Пространство вокруг бабы Нюры густо заросло плесневелыми хлебными корками, мумиями замусоленных самокруток и засаленным тряпьем. Эскадрильи глянцевых сине-зеленых мух пикировали на помойное ведро. На стене, оклеенной газетами кукурузных времен, прописалась «Неизвестная» Крамского. Табачная и печная копоть превратила ее в мулатку.
В победном сорок пятом пятнадцатилетняя Анна Путилова огребла червонец за полкило овса, украденного с голодухи. Двадцать лет спустя она, до черноты обожженная азиатским солнцем, изведавшая и ебучую зону, и сраную волю, отодрала доски с окон родительской избы. Ради пропитания баба Нюра по утрам мыла полы в совхозном АБК, а в остальное время суток плутала в лабиринтах собственной памяти, среди теней прошлого, где пьяный кураж возносил ее, гумозную шалашню, до воровайки голубых кровей, и она, духарная красючка, лепила скок за скоком, хавала строго в ресторанах, а шворилась исключительно с фармазонами и марвихерами.
Она приветстовала Шаламова: хули, Укроп Помидорыч, за гомырой? ломай пресс, а тут Славка Андрощук заходил, сука в перьях, штрафануть грозил, – я, мол, ему всю деревню споила, да ты, в натуре, разуй шнифты, гражданин начальник, гомыры на кажной ховире по фанычу, а штрафовать будешь свою Тоньку, мандавошь подретузную, она государству должна до хуя и больше. Шаламов, морщась от нестерпимой вони, взял потяжелевший бидон, бросил на стол трешницу и сказал: ты б хоть парашу вынесла, что ли. Баба Нюра поперхнулась махорочным дымом: да вы чё, с мусором по сламе базарите?
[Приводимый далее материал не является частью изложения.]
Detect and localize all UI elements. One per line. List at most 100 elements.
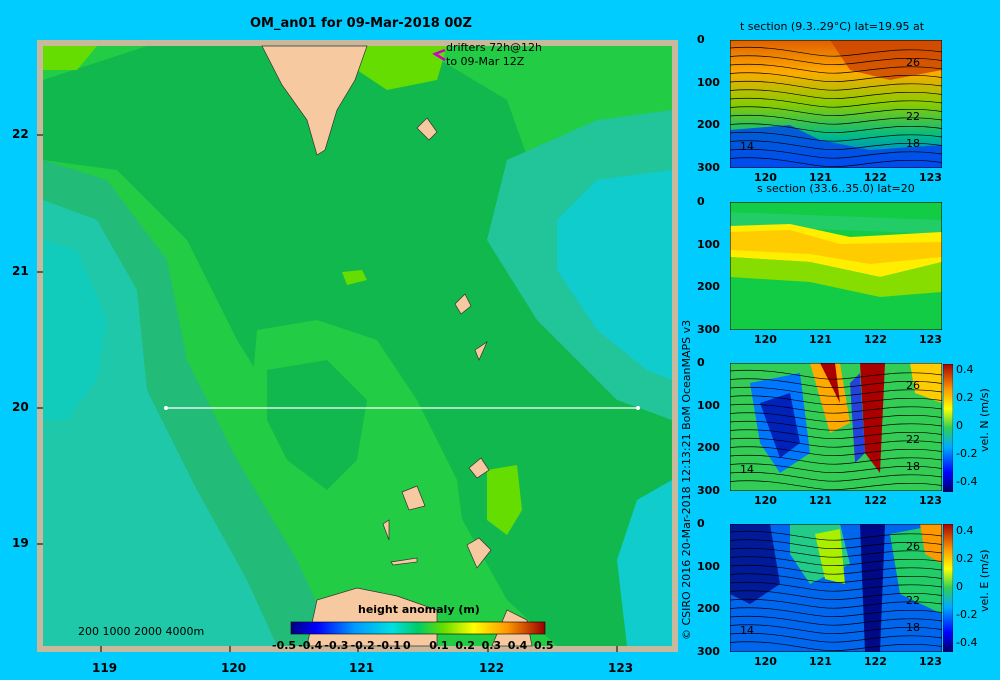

Шаламов чувствовал странное родство между собой и этой уквашенной почуханкой. Он был такой же – всем чужой, отгороженный враждебной отрешенностью, избыточной для двадцати четырех лет. Прежняя жизнь оставила в нем ощущение невсамделишного детсадовского веселья. Теперь обломки бутафории валялись у него под ногами, дымный ветер носил по воздуху клочья декораций, а глаза всюду натыкались на кирпичное крошево, обугленные доски, зазубренный металл и оголенные ребра арматуры. Здесь нельзя было выжить, но здесь нужно было жить. Он наугад брел среди руин, намертво завороженный увиденным, и не знал, увидит ли когда-нибудь что-то еще.